Tetrabenazine treatment for HD chorea:
In North America, when choice was not influenced by other factors, TBZ was preferred almost as highly as APDs for chorea treatment. In both North America and Europe, TBZ was a consistent alternative monotherapy choice. TBZ is the only drug that the U.S. Federal Drug Administration has approved for the treatment of HD chorea. TBZ is also available in Canada, Australia, Denmark, France, Germany, Ireland, Israel, Italy, New Zealand, Portugal, Spain, Switzerland, and the UK. The efficacy of this drug was shown in a double-blinded, placebo-controlled study conducted by the HSG, in which drug was given as tolerated up to 100 mg/day 
. A 3.5 point change in chorea score, or a 23.5% reduction from baseline was demonstrated in the treated group (chorea score range is 0 to 28), with about 50% of the treated group achieving a 6-point or greater improvement compared to 7% showing this level of response in the placebo group. Importantly, however, more adverse events occurred in the treated group, including somnolence, insomnia, depressed mood, agitation, akathisia, and one suicide. However, after stable dosing was achieved, there was no significant difference in adverse events between the treated and placebo groups. During the 80-week open-label extension phase of this study, a similar side effect profile emerged 
. No quality of life issues were measured in this or any other TBZ chorea drug trial. In the present survey, the perceived frequency of TBZ side effects, except for depression, was similar to or slightly lower than those perceived for APDs in treating chorea. For HD in general, and particularly with the use of TBZ for HD chorea, it is imperative to have heightened caution regarding depression and suicide risk. While studies suggest that risk of depression with TBZ is more likely to occur in those with pre-existing depression, it can also occur in those with no history of depression prior to TBZ 
. As in the placebo controlled trial, survey responders reported more depression during the titration phase and first 2 months of stable dose TBZ treatment. However, functional capacity appeared to be better preserved in a small number of patients treated with TBZ than in those treated by an APD over a 2 year time period 
The dosage after titration for the majority of participants in the HSG trial and open label extension was 50-75 mg/day, which was the dosage range preferred by the majority of survey respondents. Lundbeck Inc. recommends and will provide reimbursement for testing CYP2D6 metabolizer levels prior to increasing TBZ dose above 50 mg/day. In CYP2D6-poor metabolizers, concomitant use of strong inhibitors (paroxetine, fluoxetine, fluxoxamine) should be avoided, or TBZ dosage decreased.

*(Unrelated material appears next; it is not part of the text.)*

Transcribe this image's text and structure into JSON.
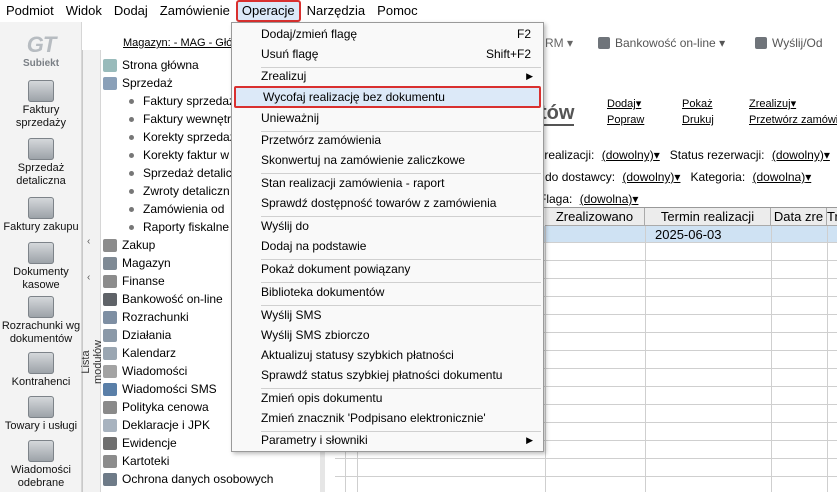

Benzodiazepine treatment for HD chorea:
In a single study, high doses of clonazepam (up to 5.5 mg/day) were required to suppress chorea 
. Survey respondents did not endorse use of BZDs as monotherapy, but thought BZDs an adjuctive therapy.

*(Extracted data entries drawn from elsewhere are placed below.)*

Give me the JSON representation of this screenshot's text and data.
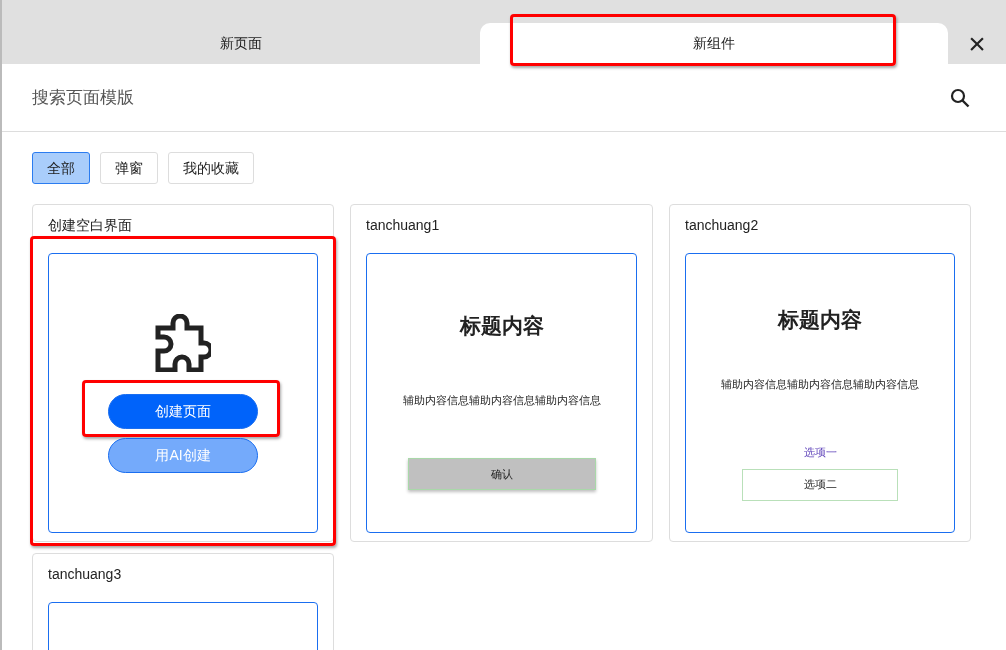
{
  "tabs": [
    {
      "label": "新页面",
      "selected": false,
      "highlighted": false
    },
    {
      "label": "新组件",
      "selected": true,
      "highlighted": true
    }
  ],
  "close": "×",
  "search": {
    "placeholder": "搜索页面模版"
  },
  "filters": [
    {
      "label": "全部",
      "selected": true
    },
    {
      "label": "弹窗",
      "selected": false
    },
    {
      "label": "我的收藏",
      "selected": false
    }
  ],
  "cards": [
    {
      "kind": "blank",
      "title": "创建空白界面",
      "highlighted": true,
      "buttons": [
        {
          "label": "创建页面",
          "primary": true,
          "highlighted": true
        },
        {
          "label": "用AI创建",
          "primary": false
        }
      ]
    },
    {
      "kind": "confirm",
      "title": "tanchuang1",
      "highlighted": false,
      "heading": "标题内容",
      "body": "辅助内容信息辅助内容信息辅助内容信息",
      "button": "确认"
    },
    {
      "kind": "options",
      "title": "tanchuang2",
      "highlighted": false,
      "heading": "标题内容",
      "body": "辅助内容信息辅助内容信息辅助内容信息",
      "option_link": "选项一",
      "option_button": "选项二"
    },
    {
      "kind": "empty",
      "title": "tanchuang3",
      "highlighted": false
    }
  ]
}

Amantadine treatment for HD chorea:
Two small placebo-controlled studies of amantadine for HD chorea provide conflicting results 
. When a meta-analysis of the combined trials was performed as part of the Cochrane review 
, the differences between treated and placebo groups did not reach significance. Similarly, survey respondents disagreed about the use of this drug. When chosen, amantadine’s most frequent use was as adjunctive therapy, though others thought its use inappropriate.

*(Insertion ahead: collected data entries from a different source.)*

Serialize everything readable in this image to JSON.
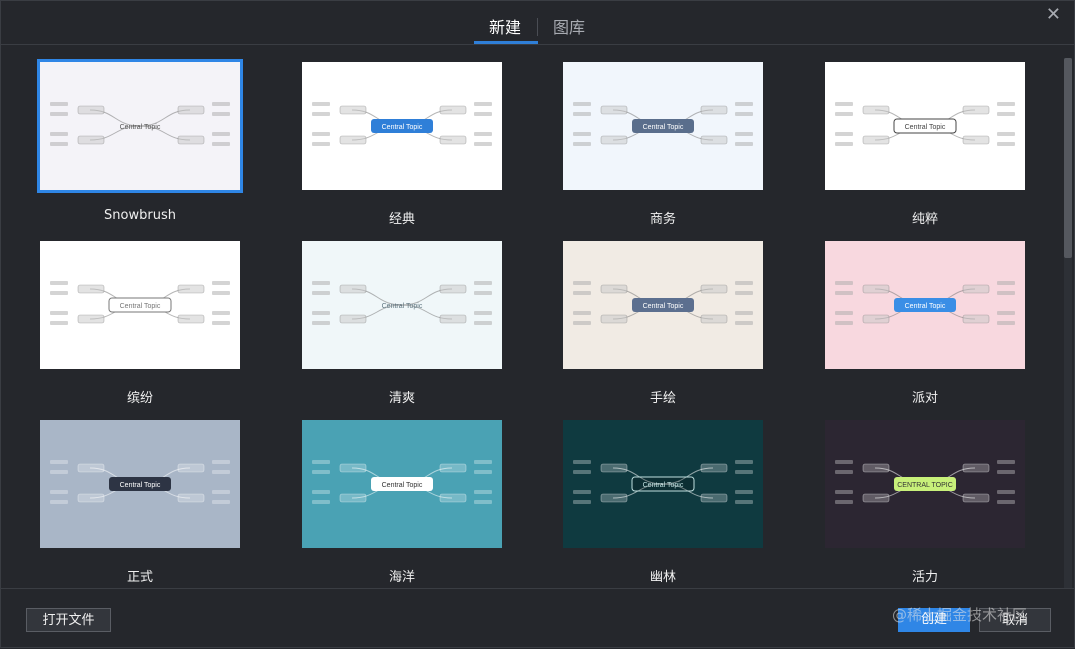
{
  "tabs": [
    {
      "label": "新建",
      "active": true
    },
    {
      "label": "图库",
      "active": false
    }
  ],
  "templates": [
    {
      "name": "Snowbrush",
      "bg": "#f4f3f8",
      "center": "Central Topic",
      "center_style": "text",
      "center_color": "#555555",
      "selected": true
    },
    {
      "name": "经典",
      "bg": "#ffffff",
      "center": "Central Topic",
      "center_style": "fill",
      "center_color": "#2f7fd8"
    },
    {
      "name": "商务",
      "bg": "#f1f6fc",
      "center": "Central Topic",
      "center_style": "fill",
      "center_color": "#5a6e8c"
    },
    {
      "name": "纯粹",
      "bg": "#ffffff",
      "center": "Central Topic",
      "center_style": "outline",
      "center_color": "#444444"
    },
    {
      "name": "缤纷",
      "bg": "#ffffff",
      "center": "Central Topic",
      "center_style": "outline",
      "center_color": "#777777"
    },
    {
      "name": "清爽",
      "bg": "#f0f7f9",
      "center": "Central Topic",
      "center_style": "text",
      "center_color": "#5f7680"
    },
    {
      "name": "手绘",
      "bg": "#f1ebe4",
      "center": "Central Topic",
      "center_style": "fill",
      "center_color": "#5c6f8f"
    },
    {
      "name": "派对",
      "bg": "#f8d8df",
      "center": "Central Topic",
      "center_style": "fill",
      "center_color": "#3a8ee6"
    },
    {
      "name": "正式",
      "bg": "#a9b6c7",
      "center": "Central Topic",
      "center_style": "fill",
      "center_color": "#2d3444"
    },
    {
      "name": "海洋",
      "bg": "#4aa2b4",
      "center": "Central Topic",
      "center_style": "fill",
      "center_color": "#ffffff"
    },
    {
      "name": "幽林",
      "bg": "#0f3a40",
      "center": "Central Topic",
      "center_style": "outline",
      "center_color": "#bfe0e0"
    },
    {
      "name": "活力",
      "bg": "#2c2632",
      "center": "CENTRAL TOPIC",
      "center_style": "fill",
      "center_color": "#c8f07a"
    }
  ],
  "buttons": {
    "open": "打开文件",
    "create": "创建",
    "cancel": "取消"
  },
  "watermark": "@稀土掘金技术社区",
  "colors": {
    "accent": "#2f86e6",
    "background": "#25272c"
  }
}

Based on the results of this international expert survey, a clinical practice algorithm for the treatment of chorea in HD was constructed. The authors do not mean to imply that following the steps most often chosen by experts will result in best outcomes. Treatment response varies greatly in HD, and is particularly hard to predict. The steps represented in the algorithm are meant to guide, not decide any individual's treatment. Only the clinician can address the complexities of any specific patient, where treatment must be tailored to fit individual needs.